Polizeibeamter befürchtete Kündigung des späteren Todesfahrers
Zuvor hatte der Ausschuss nochmal den Fokus auf die Arbeit der Polizei gelegt. Der spätere Todesfahrer war weit vor der Tat verschiedenen Behörden bekannt, tatsächliche Konsequenzen hatte das aber nicht. Das Polizeirevier Salzlandkreis etwa informierte den Arbeitgeber des als Arzt tätigen Taleb al-Abdulmohsen nicht über eine Anzeige wegen Bedrohung, wie der damalige Revierleiter im Untersuchungsausschuss sagte.
Er verteidigte seine damalige Entscheidung: Man habe noch nicht gewusst, ob der Arzt tatsächlich die Twitter-Nachricht geschrieben habe, wegen der er angezeigt wurde. Zudem habe ein Richter einen Durchsuchungsbeschluss abgelehnt. Auch das Szenario, dem Arzt könne gekündigt werden, habe ihn davon abgehalten, das landeseigene Unternehmen Salus zu informieren. Er verwies auch auf Datenschutzvorschriften. Dass al-Abdulmohsen bereits polizeibekannt war, sei ihm bewusst gewesen.
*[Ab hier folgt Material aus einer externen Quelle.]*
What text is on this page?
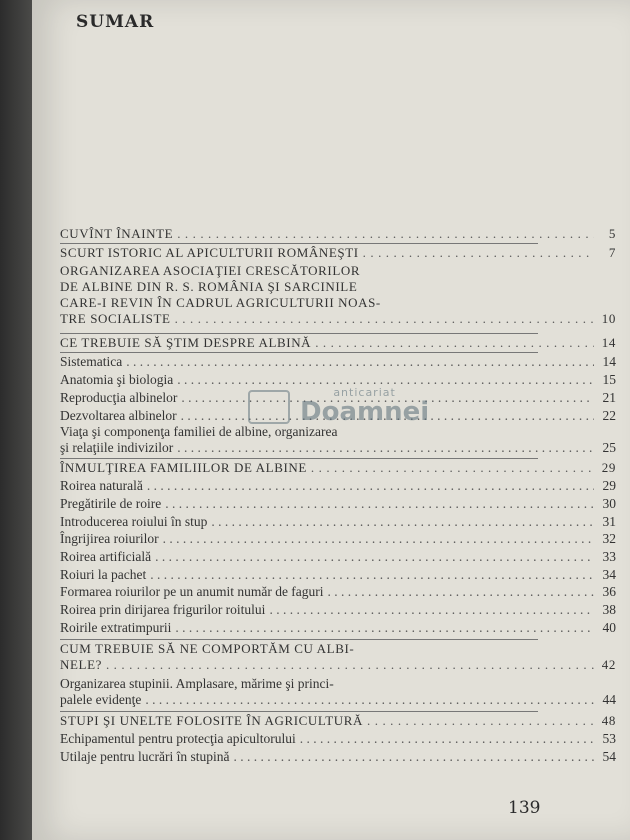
SUMAR
CUVÎNT ÎNAINTE . . .	5
SCURT ISTORIC AL APICULTURII ROMÂNEŞTI . . .	7
ORGANIZAREA ASOCIAŢIEI CRESCĂTORILOR
DE ALBINE DIN R. S. ROMÂNIA ŞI SARCINILE
CARE-I REVIN ÎN CADRUL AGRICULTURII NOAS-
TRE SOCIALISTE . . .	10
CE TREBUIE SĂ ŞTIM DESPRE ALBINĂ . . .	14
Sistematica . . .	14
Anatomia şi biologia . . .	15
Reproducţia albinelor . . .	21
Dezvoltarea albinelor . . .	22
Viaţa şi componenţa familiei de albine, organizarea
şi relaţiile indivizilor . . .	25
ÎNMULŢIREA FAMILIILOR DE ALBINE . . .	29
Roirea naturală . . .	29
Pregătirile de roire . . .	30
Introducerea roiului în stup . . .	31
Îngrijirea roiurilor . . .	32
Roirea artificială . . .	33
Roiuri la pachet . . .	34
Formarea roiurilor pe un anumit număr de faguri . . .	36
Roirea prin dirijarea frigurilor roitului . . .	38
Roirile extratimpurii . . .	40
CUM TREBUIE SĂ NE COMPORTĂM CU ALBI-
NELE? . . .	42
Organizarea stupinii. Amplasare, mărime şi princi-
palele evidenţe . . .	44
STUPI ŞI UNELTE FOLOSITE ÎN AGRICULTURĂ . . .	48
Echipamentul pentru protecţia apicultorului . . .	53
Utilaje pentru lucrări în stupină . . .	54
anticariat
Doamnei
139
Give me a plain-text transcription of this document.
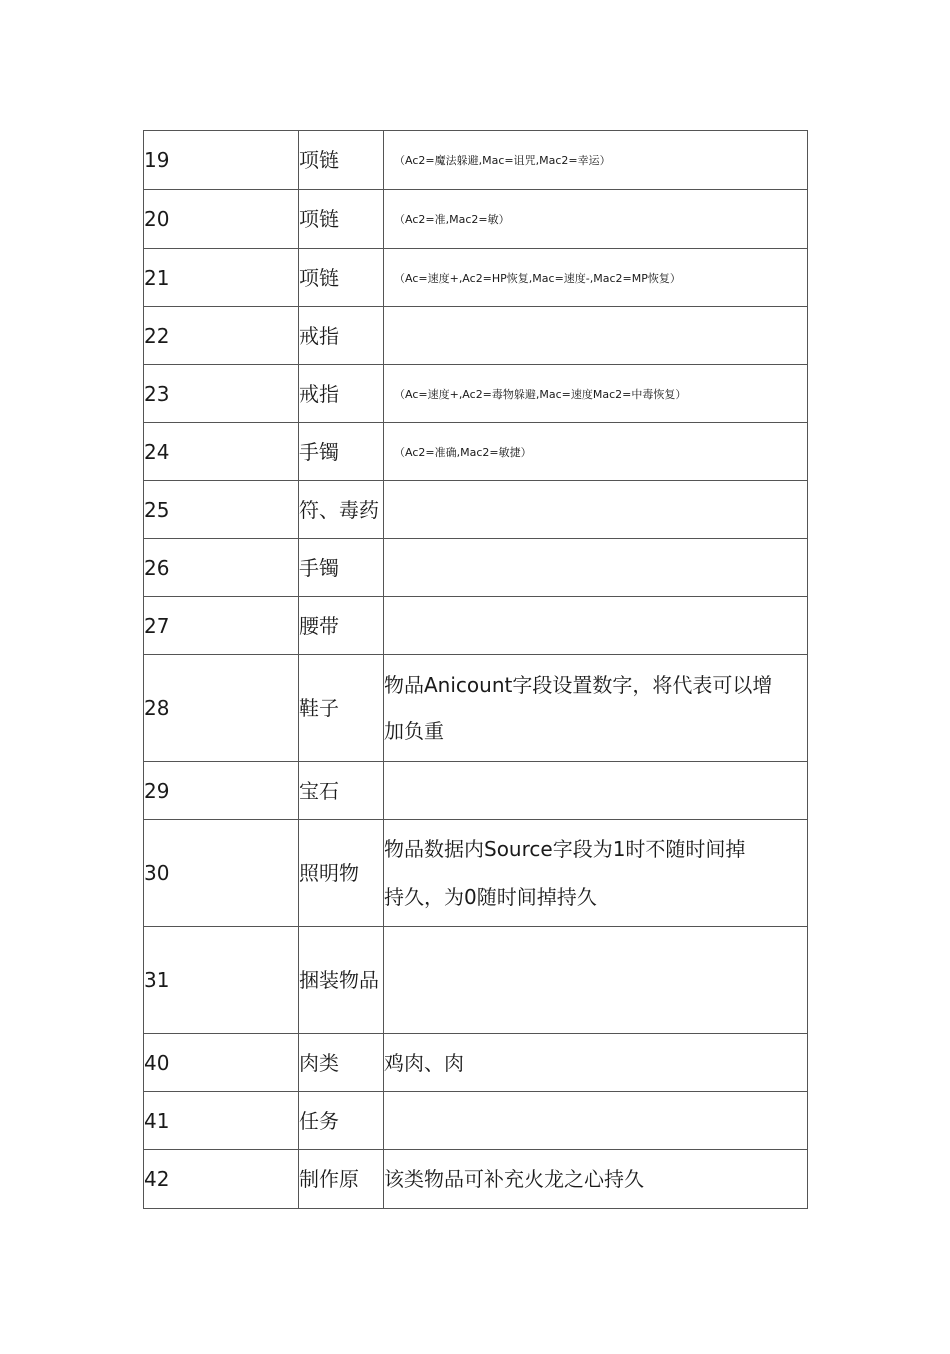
19	项链	（Ac2=魔法躲避,Mac=诅咒,Mac2=幸运）

20	项链	（Ac2=准,Mac2=敏）

21	项链	（Ac=速度+,Ac2=HP恢复,Mac=速度-,Mac2=MP恢复）

22	戒指	

23	戒指	（Ac=速度+,Ac2=毒物躲避,Mac=速度Mac2=中毒恢复）

24	手镯	（Ac2=准确,Mac2=敏捷）

25	符、毒药	

26	手镯	

27	腰带	

28	鞋子	物品Anicount字段设置数字，将代表可以增
加负重

29	宝石	

30	照明物	物品数据内Source字段为1时不随时间掉
持久，为0随时间掉持久

31	捆装物品	

40	肉类	鸡肉、肉

41	任务	

42	制作原	该类物品可补充火龙之心持久
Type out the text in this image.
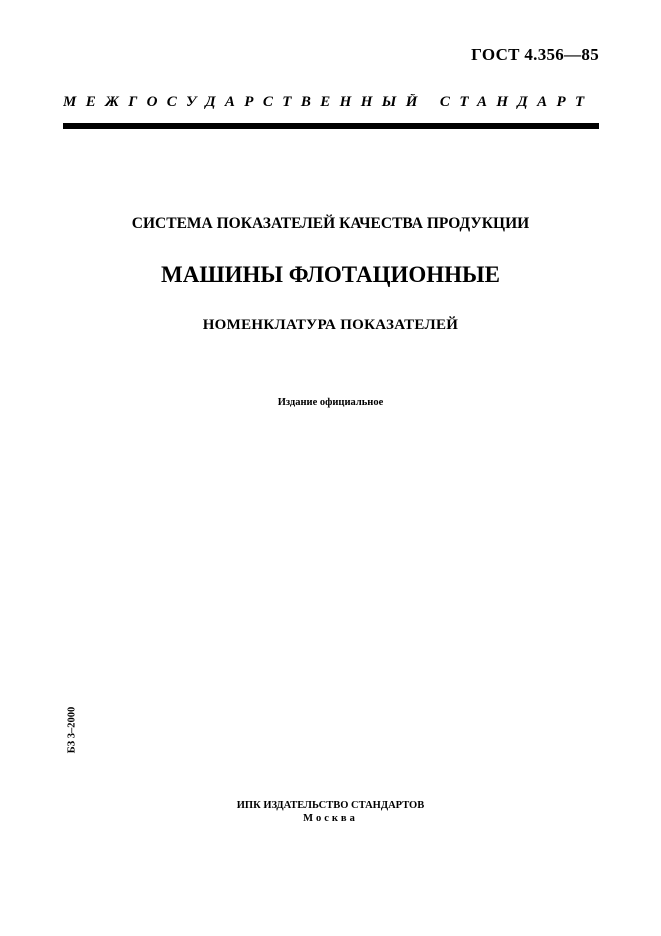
ГОСТ 4.356—85
МЕЖГОСУДАРСТВЕННЫЙ СТАНДАРТ
СИСТЕМА ПОКАЗАТЕЛЕЙ КАЧЕСТВА ПРОДУКЦИИ
МАШИНЫ ФЛОТАЦИОННЫЕ
НОМЕНКЛАТУРА ПОКАЗАТЕЛЕЙ
Издание официальное
БЗ 3–2000
ИПК ИЗДАТЕЛЬСТВО СТАНДАРТОВ
Москва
Al-Abdulmohsen stand im Fokus verschiedener Behörden
Bereits im November hatte ein Beamter aus dem Salzlandkreis-Revier dem U-Ausschuss berichtet, er und ein Kollege hätten Bedenken gegenüber dem Revierleiter vorgetragen. Er habe angeregt, „dass diese Person kritisch zu betrachten ist an seiner Arbeitsstelle“. Der Beamte ging nach eigener Darstellung davon aus, dass der Revierleiter im Anschluss entsprechende Telefonate geführt habe. Wie das weiter verfolgt worden sei, wisse er nicht.
Zwei Beamte aus dem Bereich Staatsschutz hatten im Jahr 2023 eine sogenannte Gefährderansprache gegenüber Taleb al-Abdulmohsen durchgeführt. Hintergrund war, dass er mit der Behandlung eines Verfahrens durch die Staatsanwaltschaft Köln unzufrieden war und dieser gedroht hatte. In dem Zuge erfuhren die Polizeibeamten, dass der Mann im Maßregelvollzug in Bernburg (Salzlandkreis) tätig war. Er arbeitete als Stationsarzt, sein Aufgabengebiet umfasste die psychiatrische Betreuung von Straftätern.